Cross-Species Insights from ART-D to Uncover Evolutionarily Conserved Oncogenic Mechanisms

Cancer arises from oncogenic clones, yet the dynamic mechanisms governing their stepwise evolution toward malignancy remain incompletely understood. Here, we establish the Atlas of Ras-driven Tumors in Drosophila (ART-D), a systematic, cross-species platform that dissects the molecular and phenotypic trajectories of tumorigenesis through ten genetically defined RasV12-driven models. By integrating longitudinal phenotypic profiling, we define three conserved stages of tumor development—initiation, promotion, and progression—distinguished by dynamic changes in tumor burden and tumor-induced cachexia. Transcriptomic dynamics reveal stage-specific signaling rewiring: early tumorigenesis is marked by co-activation of JAK/STAT, NF-κB/Toll, and MAPK pathways, whereas malignant progression is driven by Notch hyperactivation and Hippo pathway inactivation.
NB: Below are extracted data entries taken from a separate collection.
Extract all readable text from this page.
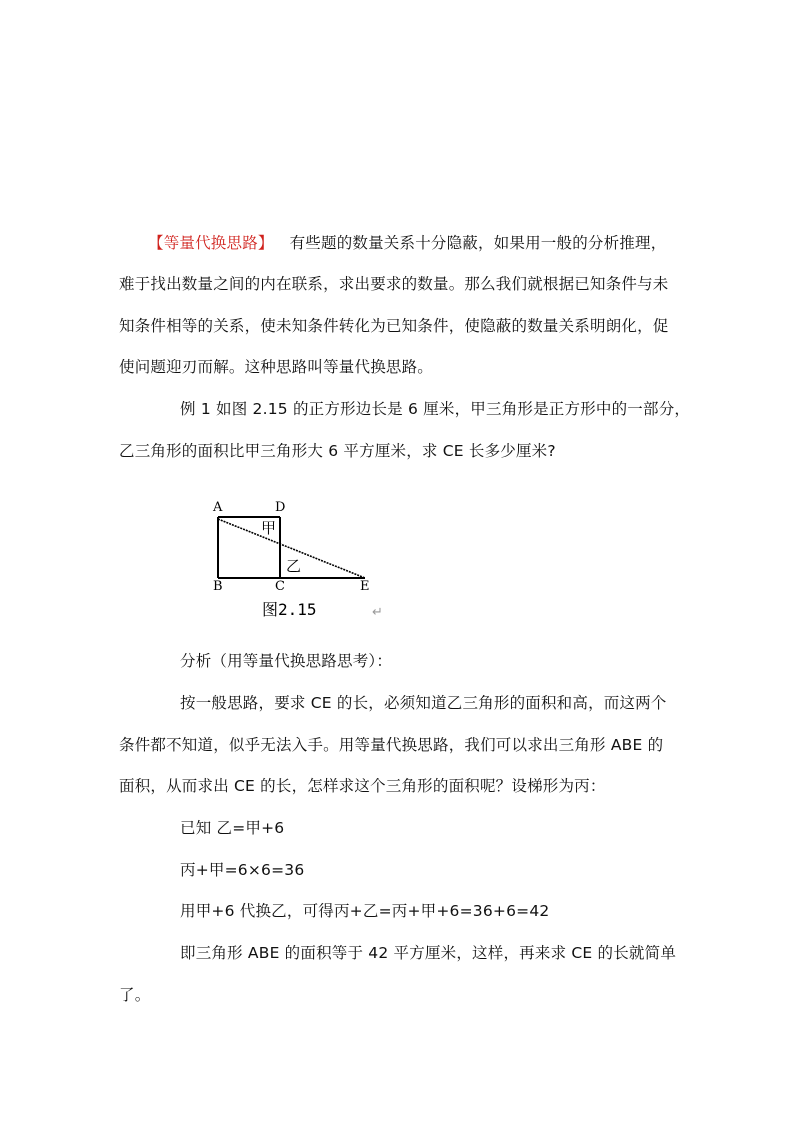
【等量代换思路】 有些题的数量关系十分隐蔽，如果用一般的分析推理，
难于找出数量之间的内在联系，求出要求的数量。那么我们就根据已知条件与未
知条件相等的关系，使未知条件转化为已知条件，使隐蔽的数量关系明朗化，促
使问题迎刃而解。这种思路叫等量代换思路。
例 1 如图 2.15 的正方形边长是 6 厘米，甲三角形是正方形中的一部分，
乙三角形的面积比甲三角形大 6 平方厘米，求 CE 长多少厘米?
A	D
B	C	E
甲
乙
图2.15	↵
分析（用等量代换思路思考）：
按一般思路，要求 CE 的长，必须知道乙三角形的面积和高，而这两个
条件都不知道，似乎无法入手。用等量代换思路，我们可以求出三角形 ABE 的
面积，从而求出 CE 的长，怎样求这个三角形的面积呢？设梯形为丙：
已知 乙=甲+6
丙+甲=6×6=36
用甲+6 代换乙，可得丙+乙=丙+甲+6=36+6=42
即三角形 ABE 的面积等于 42 平方厘米，这样，再来求 CE 的长就简单
了。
Through integrative multi-omics and machine learning, we uncover an evolutionarily conserved pathogenic network involving coordinated JNK, NF-κB/Toll, Notch, and Hippo signaling that is functionally validated across species. ART-D provides a transformative resource that bridges Drosophila genetics and human cancer biology, offering a framework for decoding conserved oncogenic principles and enabling precision targeting of stage-specific vulnerabilities in RAS-driven cancers.